Her enthusiasm and her particular knowledge of women's heart health issues led to an even bigger role with a now national movement. "We had been watching Laine's incredible efforts with her non-profit on behalf of women," says Stephanie Hecke, former central Arkansas Heart Walk Chair" and knew she'd have a great deal to interject into a new project the AHA was working on." That project turned out to be one of the most widely recognized programs the AHA has ever created, "Go Red for Women." "We asked Laine to be part of the early brain storming sessions in both Topeka and Dallas. Her input was really instrumental in helping those of us in the Heartland Affiliate have great input in the process of creation." Hecke says. Berry then went on to chair the movement in Arkansas for the first two years of its existence, and was asked to introduce the movement to the members of the Arkansas Legislature at the first ever "Go Red Day" at the Arkansas State Capitol.

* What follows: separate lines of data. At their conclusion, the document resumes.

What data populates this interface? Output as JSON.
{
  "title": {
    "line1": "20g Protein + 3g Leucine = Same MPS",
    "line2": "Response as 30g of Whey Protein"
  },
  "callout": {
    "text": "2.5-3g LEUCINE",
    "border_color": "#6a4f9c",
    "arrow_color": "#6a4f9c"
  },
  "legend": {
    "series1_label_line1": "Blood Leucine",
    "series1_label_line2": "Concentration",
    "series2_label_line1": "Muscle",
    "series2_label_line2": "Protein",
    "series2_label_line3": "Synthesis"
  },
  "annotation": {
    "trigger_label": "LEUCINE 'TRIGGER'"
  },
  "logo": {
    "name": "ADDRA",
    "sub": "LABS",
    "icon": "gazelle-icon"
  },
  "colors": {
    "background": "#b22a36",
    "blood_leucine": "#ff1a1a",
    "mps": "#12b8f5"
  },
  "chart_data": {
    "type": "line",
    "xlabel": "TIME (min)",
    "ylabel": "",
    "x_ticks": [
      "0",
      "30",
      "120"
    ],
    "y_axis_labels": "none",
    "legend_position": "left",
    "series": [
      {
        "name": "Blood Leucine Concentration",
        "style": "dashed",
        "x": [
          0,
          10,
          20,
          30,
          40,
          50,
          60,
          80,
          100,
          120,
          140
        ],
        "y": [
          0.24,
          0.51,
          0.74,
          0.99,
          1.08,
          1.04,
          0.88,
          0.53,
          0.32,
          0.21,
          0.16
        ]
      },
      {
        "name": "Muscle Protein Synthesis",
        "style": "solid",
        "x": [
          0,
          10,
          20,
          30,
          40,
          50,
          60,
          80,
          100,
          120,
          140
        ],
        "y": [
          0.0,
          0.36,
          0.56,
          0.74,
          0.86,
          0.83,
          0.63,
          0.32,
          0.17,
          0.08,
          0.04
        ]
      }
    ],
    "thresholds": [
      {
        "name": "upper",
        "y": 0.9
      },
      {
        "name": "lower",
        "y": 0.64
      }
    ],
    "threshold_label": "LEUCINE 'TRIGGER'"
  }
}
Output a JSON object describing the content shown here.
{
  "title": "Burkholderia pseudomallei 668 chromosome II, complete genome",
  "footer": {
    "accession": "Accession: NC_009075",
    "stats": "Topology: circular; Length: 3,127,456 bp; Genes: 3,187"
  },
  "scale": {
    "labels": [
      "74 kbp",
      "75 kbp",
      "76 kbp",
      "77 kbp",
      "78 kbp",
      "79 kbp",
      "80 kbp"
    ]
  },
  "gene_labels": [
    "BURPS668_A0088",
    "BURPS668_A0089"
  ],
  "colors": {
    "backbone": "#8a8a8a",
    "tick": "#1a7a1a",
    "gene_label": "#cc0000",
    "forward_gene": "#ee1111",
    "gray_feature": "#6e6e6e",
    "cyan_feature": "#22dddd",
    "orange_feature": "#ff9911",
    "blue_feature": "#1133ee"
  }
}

In 2003 Berry's involvement with the American Heart Association went to an even higher level; lobbyist. "Laine had served as state spokesperson for us for several years, and had traveled nationally to speak at Go Red," said Missy Lewis, former metro executive director for the AHA. "Laine also served yearly as the emcee for the Heart Walk each year." In 2003 emceeing that heart walk put her in contact with the Advocacy Director (lobbyist leader) for the region, Barbie Kumpe. "After hearing her speak at the Heart Walk I asked Laine to come address the House of Representatives and the Congress in our first Go Red day at the state capitol," says Kumpe. "She is such a powerful speaker, but also an empathetic personality. She appeals to many demographics, which is imperative for someone working at the legislative level." Since 2003 Berry has served as a Lobbyist for the American Heart Association. "It is really an unbelievable feeling to be, as a lay person, sitting in a room of elected officials working on the verbiage for a life saving bill," Berry says. "I really just want to be a servant, both to the AHA and to the people of the state and nation." And serve she has. Over the past five years Berry has worked tirelessly as a lobbyist, helping to author and argue for the passage of the BMI bill of '03, the 2005 Clean indoor air act, and most recently the AED act of 2007 which requires life saving defibrillators be placed in all public schools. Currently, Berry is involved with the South Central Affiliate of the AHA in the passage of the "Heart for Women Act" at the national level. "This bill would require the disparity in treatment of women and men to be addressed, and will really being to change the way that our health care system views women and their heart health," Berry says.

When asked how valuable Berry is to the AHA Kumpe replied, "Honestly, I cannot express how valuable she is in our work. Her dedication is unparalleled." Kumpe says. "She is a very gifted and giving young woman, and one I'm hoping to see run for office someday." When asked if that was in her plans for the future, Berry replied "I'll do whatever I can to make the world a healthier place. You never know what path God might have in store for me."